1981 & 1991 Renovations
The diocese renovated Cathedral of Saint Peter, Wilmington in 1981 to repair structural damage and to modify the sanctuary to meet liturgical changes after the Second Vatican Council. Contractors added flying buttresses to support the transept walls in 1991, along with a steel substructure for the pillars and choir loft.
By 2007, new structural problems had arisen at Saint Peter’s. A plaster rosette fell from the ceiling into one of the pews. Leaks in the roof were spotted. The diocese also wanted to fix a problem from earlier construction work. Previous renovations had added two floor-to-ceiling metal poles to fortify the arches leading into the side chapels. These poles now blocked the view of the tabernacle in its new location in the cathedral.
Thanks to a grant from the Catholic Diocese Foundation, the diocese was able to replace the roof while keeping the cathedral open for worship. With the assistance of the cathedral’s rector, Father Joseph Cocucci, the diocese undertook further renovations at Saint Peter’s:
- Cathedral of Saint Peter, Wilmington was moved to the side of the sanctuary
- The tabernacle was moved back to the center behind the altar.
- A shrine to Mary, mother of Jesus was created that was accessible to those with physical disabilities
- The baptismal font was positioned near the cathedral entrance.

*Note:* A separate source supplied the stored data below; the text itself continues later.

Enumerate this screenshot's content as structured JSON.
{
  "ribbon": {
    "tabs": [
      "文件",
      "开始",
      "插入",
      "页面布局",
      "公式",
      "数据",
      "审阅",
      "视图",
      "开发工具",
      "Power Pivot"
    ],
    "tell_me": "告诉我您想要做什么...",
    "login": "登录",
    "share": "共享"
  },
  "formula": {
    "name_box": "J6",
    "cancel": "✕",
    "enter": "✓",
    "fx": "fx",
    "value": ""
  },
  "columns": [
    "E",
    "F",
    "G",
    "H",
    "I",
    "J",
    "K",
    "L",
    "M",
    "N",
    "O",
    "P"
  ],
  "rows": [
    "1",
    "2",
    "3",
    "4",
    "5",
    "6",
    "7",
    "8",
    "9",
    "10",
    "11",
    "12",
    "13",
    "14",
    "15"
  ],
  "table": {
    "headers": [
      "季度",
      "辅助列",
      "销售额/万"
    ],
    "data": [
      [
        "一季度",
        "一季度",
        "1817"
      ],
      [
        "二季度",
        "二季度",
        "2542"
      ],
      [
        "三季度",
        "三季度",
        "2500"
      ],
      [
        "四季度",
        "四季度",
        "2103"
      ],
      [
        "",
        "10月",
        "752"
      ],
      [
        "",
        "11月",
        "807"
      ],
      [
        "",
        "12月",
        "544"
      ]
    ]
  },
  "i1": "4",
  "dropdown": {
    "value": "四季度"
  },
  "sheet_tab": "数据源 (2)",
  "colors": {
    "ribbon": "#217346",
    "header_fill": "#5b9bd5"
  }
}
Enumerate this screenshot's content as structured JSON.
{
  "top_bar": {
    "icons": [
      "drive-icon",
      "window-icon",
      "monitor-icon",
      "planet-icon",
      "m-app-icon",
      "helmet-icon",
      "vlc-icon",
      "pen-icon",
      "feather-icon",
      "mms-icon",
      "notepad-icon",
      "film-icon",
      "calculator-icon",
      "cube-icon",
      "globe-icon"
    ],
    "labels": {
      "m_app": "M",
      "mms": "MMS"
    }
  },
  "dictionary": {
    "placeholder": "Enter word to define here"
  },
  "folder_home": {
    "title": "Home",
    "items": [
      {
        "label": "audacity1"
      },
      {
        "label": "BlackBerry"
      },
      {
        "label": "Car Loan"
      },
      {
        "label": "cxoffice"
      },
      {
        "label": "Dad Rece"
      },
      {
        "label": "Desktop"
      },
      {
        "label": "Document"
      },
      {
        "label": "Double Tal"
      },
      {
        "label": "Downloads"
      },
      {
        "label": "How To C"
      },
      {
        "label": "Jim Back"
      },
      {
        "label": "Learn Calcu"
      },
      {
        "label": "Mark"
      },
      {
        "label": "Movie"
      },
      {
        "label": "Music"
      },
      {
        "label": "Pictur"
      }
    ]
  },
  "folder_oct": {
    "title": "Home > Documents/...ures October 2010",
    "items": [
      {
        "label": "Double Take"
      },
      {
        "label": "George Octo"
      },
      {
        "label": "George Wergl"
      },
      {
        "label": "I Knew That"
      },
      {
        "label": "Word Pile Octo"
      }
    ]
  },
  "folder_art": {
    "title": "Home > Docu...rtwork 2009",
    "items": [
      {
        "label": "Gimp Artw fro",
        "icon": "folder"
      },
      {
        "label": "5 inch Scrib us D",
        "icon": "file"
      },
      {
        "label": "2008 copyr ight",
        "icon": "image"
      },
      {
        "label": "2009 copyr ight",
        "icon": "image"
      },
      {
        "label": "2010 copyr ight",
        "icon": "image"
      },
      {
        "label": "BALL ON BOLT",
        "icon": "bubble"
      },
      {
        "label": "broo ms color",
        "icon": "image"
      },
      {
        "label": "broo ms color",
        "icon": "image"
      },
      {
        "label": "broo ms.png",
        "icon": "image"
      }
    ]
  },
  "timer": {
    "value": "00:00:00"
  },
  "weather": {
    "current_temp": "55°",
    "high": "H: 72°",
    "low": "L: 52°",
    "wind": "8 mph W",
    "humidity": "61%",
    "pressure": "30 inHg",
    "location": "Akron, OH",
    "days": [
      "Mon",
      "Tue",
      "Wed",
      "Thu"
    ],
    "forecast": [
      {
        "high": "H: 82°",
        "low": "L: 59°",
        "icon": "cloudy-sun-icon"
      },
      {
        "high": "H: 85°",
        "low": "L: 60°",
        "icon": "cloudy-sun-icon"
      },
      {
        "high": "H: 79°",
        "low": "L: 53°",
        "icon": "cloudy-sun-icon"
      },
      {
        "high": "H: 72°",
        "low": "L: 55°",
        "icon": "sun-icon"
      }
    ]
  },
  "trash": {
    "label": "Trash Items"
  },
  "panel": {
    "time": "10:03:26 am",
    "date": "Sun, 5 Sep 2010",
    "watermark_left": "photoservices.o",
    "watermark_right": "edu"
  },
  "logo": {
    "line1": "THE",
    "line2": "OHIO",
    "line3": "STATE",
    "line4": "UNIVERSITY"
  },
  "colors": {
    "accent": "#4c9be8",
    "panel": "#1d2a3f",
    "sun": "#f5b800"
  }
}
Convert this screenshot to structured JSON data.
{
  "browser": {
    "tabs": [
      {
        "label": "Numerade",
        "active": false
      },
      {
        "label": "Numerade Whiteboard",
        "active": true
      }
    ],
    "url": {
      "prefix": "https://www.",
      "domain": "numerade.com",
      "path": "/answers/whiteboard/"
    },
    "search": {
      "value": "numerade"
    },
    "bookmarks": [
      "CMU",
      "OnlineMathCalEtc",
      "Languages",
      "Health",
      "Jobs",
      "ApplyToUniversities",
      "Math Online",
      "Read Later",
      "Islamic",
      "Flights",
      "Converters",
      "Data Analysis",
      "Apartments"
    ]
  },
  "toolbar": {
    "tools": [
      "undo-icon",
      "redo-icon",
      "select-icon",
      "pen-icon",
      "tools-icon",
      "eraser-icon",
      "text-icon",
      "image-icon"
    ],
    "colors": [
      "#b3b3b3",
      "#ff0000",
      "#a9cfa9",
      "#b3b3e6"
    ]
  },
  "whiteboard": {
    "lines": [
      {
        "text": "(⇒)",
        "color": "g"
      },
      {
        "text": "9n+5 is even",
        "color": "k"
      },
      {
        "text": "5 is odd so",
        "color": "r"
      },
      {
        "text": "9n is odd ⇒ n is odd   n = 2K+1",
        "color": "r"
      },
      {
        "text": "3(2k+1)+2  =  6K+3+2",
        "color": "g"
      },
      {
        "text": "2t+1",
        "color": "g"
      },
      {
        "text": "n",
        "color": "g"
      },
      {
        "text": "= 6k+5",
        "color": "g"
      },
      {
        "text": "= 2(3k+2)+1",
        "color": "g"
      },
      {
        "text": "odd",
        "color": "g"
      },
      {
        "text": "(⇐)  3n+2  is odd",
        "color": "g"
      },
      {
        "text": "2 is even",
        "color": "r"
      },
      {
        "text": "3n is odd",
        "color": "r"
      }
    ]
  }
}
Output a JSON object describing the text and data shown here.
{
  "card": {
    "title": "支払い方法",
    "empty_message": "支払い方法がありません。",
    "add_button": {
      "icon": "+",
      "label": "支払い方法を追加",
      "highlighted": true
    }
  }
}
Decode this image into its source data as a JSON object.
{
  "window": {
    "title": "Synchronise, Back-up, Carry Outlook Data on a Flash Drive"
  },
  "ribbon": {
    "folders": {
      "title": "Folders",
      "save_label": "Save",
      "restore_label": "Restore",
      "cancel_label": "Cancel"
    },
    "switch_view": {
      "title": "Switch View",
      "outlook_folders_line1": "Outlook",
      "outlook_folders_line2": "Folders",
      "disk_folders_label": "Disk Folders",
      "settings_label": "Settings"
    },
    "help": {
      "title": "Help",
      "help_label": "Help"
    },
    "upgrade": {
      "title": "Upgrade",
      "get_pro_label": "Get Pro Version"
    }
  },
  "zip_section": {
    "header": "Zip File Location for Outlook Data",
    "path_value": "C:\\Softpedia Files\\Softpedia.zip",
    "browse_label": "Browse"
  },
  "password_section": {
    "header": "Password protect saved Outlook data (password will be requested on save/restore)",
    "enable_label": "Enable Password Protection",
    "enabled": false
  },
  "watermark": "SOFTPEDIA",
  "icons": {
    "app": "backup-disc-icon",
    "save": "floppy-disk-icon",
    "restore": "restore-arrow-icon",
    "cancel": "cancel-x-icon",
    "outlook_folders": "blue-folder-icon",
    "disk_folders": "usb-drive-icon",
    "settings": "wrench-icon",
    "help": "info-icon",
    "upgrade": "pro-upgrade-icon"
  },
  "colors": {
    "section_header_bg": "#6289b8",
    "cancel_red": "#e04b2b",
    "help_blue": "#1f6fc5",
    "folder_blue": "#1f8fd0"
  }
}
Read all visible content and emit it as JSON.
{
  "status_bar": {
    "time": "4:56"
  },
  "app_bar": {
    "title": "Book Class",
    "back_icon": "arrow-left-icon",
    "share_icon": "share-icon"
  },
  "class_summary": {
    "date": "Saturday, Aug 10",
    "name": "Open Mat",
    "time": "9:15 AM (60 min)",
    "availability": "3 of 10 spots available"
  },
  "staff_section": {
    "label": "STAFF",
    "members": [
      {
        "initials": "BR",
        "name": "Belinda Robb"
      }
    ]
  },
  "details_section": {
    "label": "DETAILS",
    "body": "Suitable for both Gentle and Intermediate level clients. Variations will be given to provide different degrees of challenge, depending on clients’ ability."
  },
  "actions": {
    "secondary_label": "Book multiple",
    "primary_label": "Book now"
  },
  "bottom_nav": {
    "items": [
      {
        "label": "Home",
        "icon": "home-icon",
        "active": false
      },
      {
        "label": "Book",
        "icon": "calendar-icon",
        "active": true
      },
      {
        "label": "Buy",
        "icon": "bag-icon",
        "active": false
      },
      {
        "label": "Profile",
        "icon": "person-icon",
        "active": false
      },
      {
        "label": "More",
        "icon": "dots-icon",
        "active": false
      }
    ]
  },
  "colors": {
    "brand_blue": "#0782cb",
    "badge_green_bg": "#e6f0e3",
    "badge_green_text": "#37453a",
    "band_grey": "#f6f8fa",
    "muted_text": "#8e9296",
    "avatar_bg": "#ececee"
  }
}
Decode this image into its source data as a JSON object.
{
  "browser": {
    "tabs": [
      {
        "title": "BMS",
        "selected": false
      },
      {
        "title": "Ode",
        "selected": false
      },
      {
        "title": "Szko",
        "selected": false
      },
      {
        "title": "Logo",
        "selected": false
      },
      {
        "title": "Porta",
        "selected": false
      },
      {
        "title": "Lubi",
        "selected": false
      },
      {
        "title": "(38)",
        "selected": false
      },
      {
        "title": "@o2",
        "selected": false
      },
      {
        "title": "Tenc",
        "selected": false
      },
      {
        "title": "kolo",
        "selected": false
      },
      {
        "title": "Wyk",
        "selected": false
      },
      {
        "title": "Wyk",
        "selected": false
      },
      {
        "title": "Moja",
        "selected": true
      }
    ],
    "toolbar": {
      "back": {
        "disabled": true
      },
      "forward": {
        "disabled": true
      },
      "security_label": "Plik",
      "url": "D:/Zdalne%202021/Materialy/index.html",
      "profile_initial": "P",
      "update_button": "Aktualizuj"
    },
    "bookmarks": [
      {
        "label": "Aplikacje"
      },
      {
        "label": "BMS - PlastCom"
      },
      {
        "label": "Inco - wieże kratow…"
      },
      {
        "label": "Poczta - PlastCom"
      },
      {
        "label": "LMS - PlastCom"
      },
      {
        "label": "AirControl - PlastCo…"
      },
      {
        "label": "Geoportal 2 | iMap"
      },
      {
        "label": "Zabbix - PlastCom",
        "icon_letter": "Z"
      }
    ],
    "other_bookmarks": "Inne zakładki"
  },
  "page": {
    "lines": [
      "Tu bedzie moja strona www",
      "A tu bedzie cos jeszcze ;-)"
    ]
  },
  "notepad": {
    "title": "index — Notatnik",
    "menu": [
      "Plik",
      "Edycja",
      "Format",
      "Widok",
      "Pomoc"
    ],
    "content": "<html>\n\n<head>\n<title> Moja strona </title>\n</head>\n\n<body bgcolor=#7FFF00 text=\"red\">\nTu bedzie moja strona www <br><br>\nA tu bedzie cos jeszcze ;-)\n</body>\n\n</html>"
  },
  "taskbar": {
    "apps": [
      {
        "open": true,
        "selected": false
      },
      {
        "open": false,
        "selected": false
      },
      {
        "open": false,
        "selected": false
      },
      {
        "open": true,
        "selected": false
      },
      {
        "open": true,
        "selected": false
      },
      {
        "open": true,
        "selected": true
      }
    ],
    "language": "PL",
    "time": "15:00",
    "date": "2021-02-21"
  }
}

On November, 22, 2007, in a Thanksgiving Day service at Saint Peter’s, Bishop Michael Saltarelli thanked Father Cocucci “for putting the Blessed Sacrament in His proper place and for putting the bishop in his proper place.”
Annual Feast Day
Church Visiting Time
500 N, West Street, Wilmington,
Delaware, DE 19801, United States.
Tel : +1 302-654-5920
How to reach the Cathedral
The nearest airport to the Cathedral is Wilmington Greater Wilmington Apt (ILG) Airport which is 5.7 miles away. Other nearby airports include Philadelphia (PHL) (18.2 miles), Harrisburg (MDT) (71.6 miles), Baltimore (BWI) (71.9 miles) and Newark (EWR) (97.9 miles).
Wilmington Train Station is the nearby train station to the Cathedral.